= Alban Thomas =

British librarian

Alban Thomas (1686-1771) was a Welsh medical doctor, librarian and antiquarian, who followed in his father's footsteps in supporting Welsh literature, being particularly associated with efforts by Moses Williams to publish Welsh-language manuscripts.

==Life==
Thomas was the son of a Welsh cleric, poet and translator, also called Alban Thomas, who was involved in a literary renaissance in the Newcastle Emlyn area at the end of the 17th century / beginning of the 18th century. Thomas (the son) was born in 1686 and matriculated at Jesus College, Oxford.
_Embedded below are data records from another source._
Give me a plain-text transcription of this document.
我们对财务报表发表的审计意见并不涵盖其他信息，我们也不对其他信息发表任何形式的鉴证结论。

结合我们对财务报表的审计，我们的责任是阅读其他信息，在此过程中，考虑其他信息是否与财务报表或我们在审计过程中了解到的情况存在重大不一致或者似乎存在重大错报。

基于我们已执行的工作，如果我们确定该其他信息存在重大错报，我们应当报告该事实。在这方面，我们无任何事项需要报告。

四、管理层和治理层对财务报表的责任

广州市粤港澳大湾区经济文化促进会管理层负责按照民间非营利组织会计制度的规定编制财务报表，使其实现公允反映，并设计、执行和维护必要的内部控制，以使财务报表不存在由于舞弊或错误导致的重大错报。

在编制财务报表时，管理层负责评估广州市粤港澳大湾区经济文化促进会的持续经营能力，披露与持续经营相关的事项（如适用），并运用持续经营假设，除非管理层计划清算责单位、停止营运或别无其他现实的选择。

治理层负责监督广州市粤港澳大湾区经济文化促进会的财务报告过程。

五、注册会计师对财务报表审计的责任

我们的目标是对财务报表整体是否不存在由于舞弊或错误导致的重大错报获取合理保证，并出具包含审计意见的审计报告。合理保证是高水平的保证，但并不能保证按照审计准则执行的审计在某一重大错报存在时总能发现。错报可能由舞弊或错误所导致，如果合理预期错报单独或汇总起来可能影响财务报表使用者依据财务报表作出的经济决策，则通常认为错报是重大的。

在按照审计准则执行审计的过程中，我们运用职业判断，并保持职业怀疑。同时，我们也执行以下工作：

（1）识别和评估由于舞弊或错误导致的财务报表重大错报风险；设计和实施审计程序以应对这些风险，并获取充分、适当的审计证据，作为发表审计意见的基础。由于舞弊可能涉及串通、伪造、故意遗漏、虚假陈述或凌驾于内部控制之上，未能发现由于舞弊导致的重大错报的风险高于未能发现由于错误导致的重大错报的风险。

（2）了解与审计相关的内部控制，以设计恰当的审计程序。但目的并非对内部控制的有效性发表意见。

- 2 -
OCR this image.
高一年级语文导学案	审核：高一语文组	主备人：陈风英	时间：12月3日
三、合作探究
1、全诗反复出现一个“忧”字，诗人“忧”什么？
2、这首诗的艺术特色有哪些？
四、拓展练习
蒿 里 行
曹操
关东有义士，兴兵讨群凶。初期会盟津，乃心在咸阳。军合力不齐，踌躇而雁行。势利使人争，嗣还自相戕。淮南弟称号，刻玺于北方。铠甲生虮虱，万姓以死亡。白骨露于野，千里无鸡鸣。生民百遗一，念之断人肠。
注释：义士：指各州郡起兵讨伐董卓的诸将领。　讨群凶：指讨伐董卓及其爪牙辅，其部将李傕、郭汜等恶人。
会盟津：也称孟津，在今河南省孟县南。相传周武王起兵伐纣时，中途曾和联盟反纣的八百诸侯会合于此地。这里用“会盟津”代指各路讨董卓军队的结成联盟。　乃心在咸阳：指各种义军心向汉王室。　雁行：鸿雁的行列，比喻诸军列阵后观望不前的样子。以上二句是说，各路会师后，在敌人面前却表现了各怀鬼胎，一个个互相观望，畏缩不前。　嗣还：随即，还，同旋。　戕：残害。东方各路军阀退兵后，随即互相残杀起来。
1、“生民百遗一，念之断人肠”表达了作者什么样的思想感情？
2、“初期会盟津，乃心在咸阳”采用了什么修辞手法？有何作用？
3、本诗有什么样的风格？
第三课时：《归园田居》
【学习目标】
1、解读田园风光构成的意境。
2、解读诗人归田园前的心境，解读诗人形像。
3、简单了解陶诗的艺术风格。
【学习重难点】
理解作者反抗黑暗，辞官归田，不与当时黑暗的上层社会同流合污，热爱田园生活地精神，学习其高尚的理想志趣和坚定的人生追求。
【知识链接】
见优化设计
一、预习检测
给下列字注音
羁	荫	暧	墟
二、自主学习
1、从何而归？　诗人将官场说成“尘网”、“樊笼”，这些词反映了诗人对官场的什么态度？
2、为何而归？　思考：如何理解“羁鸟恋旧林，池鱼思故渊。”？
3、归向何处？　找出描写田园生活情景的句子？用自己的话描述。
By 1708 he was librarian of the Ashmolean Museum in Oxford, and he was the assistant secretary of the Royal Society in London in 1713. He graduated with a Doctor of Medicine degree from the University of Aberdeen in 1719. His Aberdeen links led to suspicions in Government circles that Thomas was a Jacobite sympathiser, and Thomas had to stay away from London, where he practised, for some time after March 1722. Unable to resume his medical career in London on his return, he moved back to Wales and practised there until his death in 1771. He was associated with the attempts of the antiquarian Moses Williams to collect and publish material contained in manuscripts in the Welsh language, taking subscriptions in 1719 towards publication of Collection of Writings in the Welsh Tongue, to the beginning of the Sixteenth Century, to be printed in several Volumes in Octavo. Thomas himself published a List of Fellows of the Royal Society of London in 1718.